I don’t pretend to see into such darkness
Myself. I’ve watched the alcoholic ruined,
Then wakened to a new day with his vow
To free himself, and make his earnest try,
Only to fall back in familiar habits.
I think as well of those who suffered Dresden
Or Dachau, how they must have thought the waste
Spread all before them was the final vision,
Beyond which lay the leveled, worse unknown.
And yet, they, even in their resignation,
Felt, against all desire, seeds of hope
And made, within that speechless sorrow, sketches
For how a new world would be built on ashes.
Customs may not be good, but they are dogged;
And hope is not a choice, but what we do,
When our mind stretches out to feel the darkness,
So long, at least, as we can still say “worse.”
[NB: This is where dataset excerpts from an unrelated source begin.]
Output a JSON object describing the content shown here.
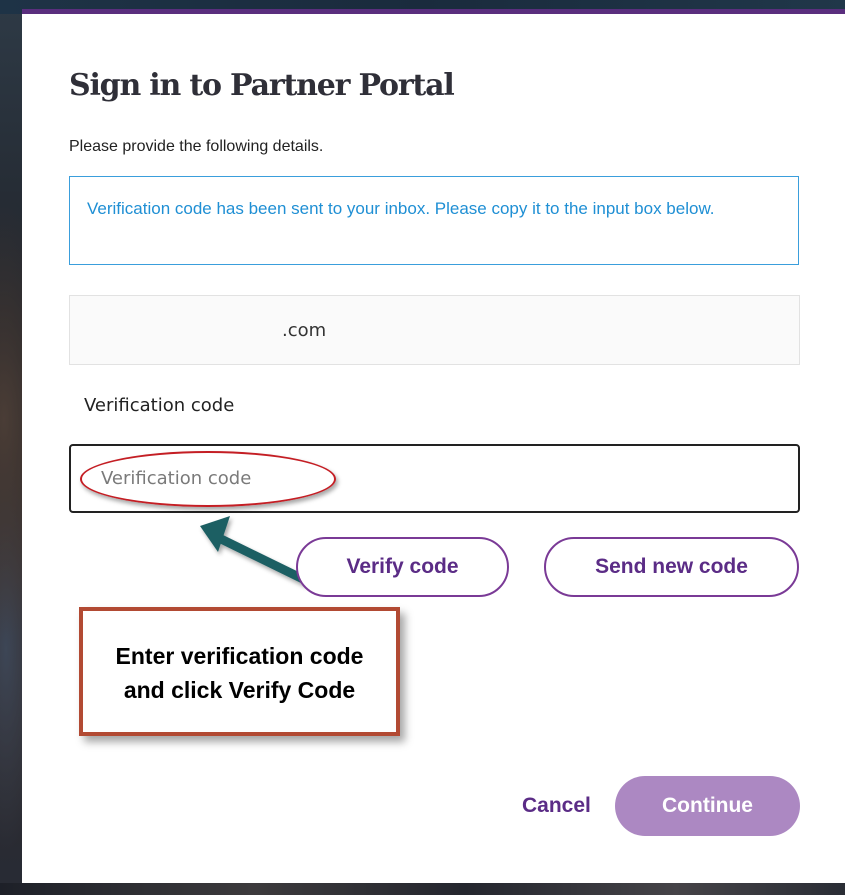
{
  "page": {
    "title": "Sign in to Partner Portal",
    "intro": "Please provide the following details."
  },
  "notice": {
    "text": "Verification code has been sent to your inbox. Please copy it to the input box below."
  },
  "form": {
    "email_value": ".com",
    "code_label": "Verification code",
    "code_placeholder": "Verification code",
    "verify_label": "Verify code",
    "send_new_label": "Send new code"
  },
  "annotation": {
    "callout_line1": "Enter verification code",
    "callout_line2": "and click Verify Code",
    "ellipse_color": "#c41e24",
    "arrow_color": "#1e5e63",
    "callout_border_color": "#b24a33"
  },
  "actions": {
    "cancel_label": "Cancel",
    "continue_label": "Continue"
  },
  "colors": {
    "brand_purple": "#5b2c86",
    "continue_bg": "#ac88c2",
    "info_blue": "#1f8fd4"
  }
}
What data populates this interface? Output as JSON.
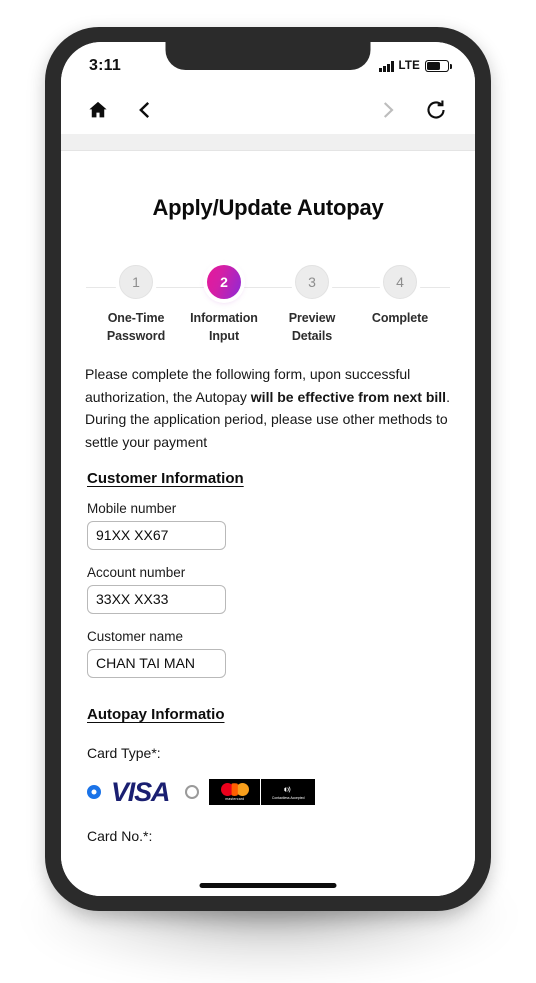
{
  "status_bar": {
    "time": "3:11",
    "network_label": "LTE",
    "signal_icon": "signal-bars-icon",
    "battery_icon": "battery-icon",
    "battery_level_pct": 58
  },
  "browser": {
    "home_icon": "home-icon",
    "back_icon": "chevron-left-icon",
    "forward_icon": "chevron-right-icon",
    "reload_icon": "reload-icon",
    "forward_enabled": false
  },
  "page": {
    "title": "Apply/Update Autopay",
    "stepper": {
      "active_step": 2,
      "active_color_start": "#e6189a",
      "active_color_end": "#8d2ad6",
      "steps": [
        {
          "number": "1",
          "label": "One-Time\nPassword"
        },
        {
          "number": "2",
          "label": "Information\nInput"
        },
        {
          "number": "3",
          "label": "Preview\nDetails"
        },
        {
          "number": "4",
          "label": "Complete"
        }
      ]
    },
    "intro": {
      "part1": "Please complete the following form,  upon successful authorization, the Autopay ",
      "bold": "will be effective from next bill",
      "part2": ". During the application period, please use other methods to settle your payment"
    },
    "customer_section": {
      "heading": "Customer Information",
      "fields": [
        {
          "label": "Mobile number",
          "value": "91XX XX67"
        },
        {
          "label": "Account number",
          "value": "33XX XX33"
        },
        {
          "label": "Customer name",
          "value": "CHAN TAI MAN"
        }
      ]
    },
    "autopay_section": {
      "heading": "Autopay Informatio",
      "card_type_label": "Card Type*:",
      "card_options": [
        {
          "name": "visa",
          "logo_text": "VISA",
          "selected": true
        },
        {
          "name": "mastercard",
          "logo_text": "mastercard",
          "contactless_text": "Contactless\nAccepted",
          "selected": false
        }
      ],
      "card_no_label": "Card No.*:"
    }
  }
}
Kircher’s contemporary, Blaise Pascal,
The mathematician and apologist,
Wrote that our hope was still another trace,
A mark made in the wreckage of our souls,
To tell us we are not born for this world,
But for another that we lost and seek.
On every side, infinities surround us,
And all our partial reasonings can manage
Is to cast out our thoughts like poker chips,
Small bets we place on hunched uncertainties,
A gesture pointing toward a great abyss
That won’t unveil itself until it does.
Just think of those, two thousand years ago,
Who veiled the highway to Jerusalem
With palms, as Christ rode in. They felt they knew
Just what he was, and bid their flashy welcome.
And think of those who stared up at him hanging,
Then turned to find their homes through early darkness
And took their dinners at an empty table.
And think of those who felt the early spring
Run through them with the chill of day’s first dawning,
Which seemed so bracing in its emptiness,
So stripped, so opened by the cleansing light.
They stood amid the quiet of the garden,
And waited, for the first time, without hope.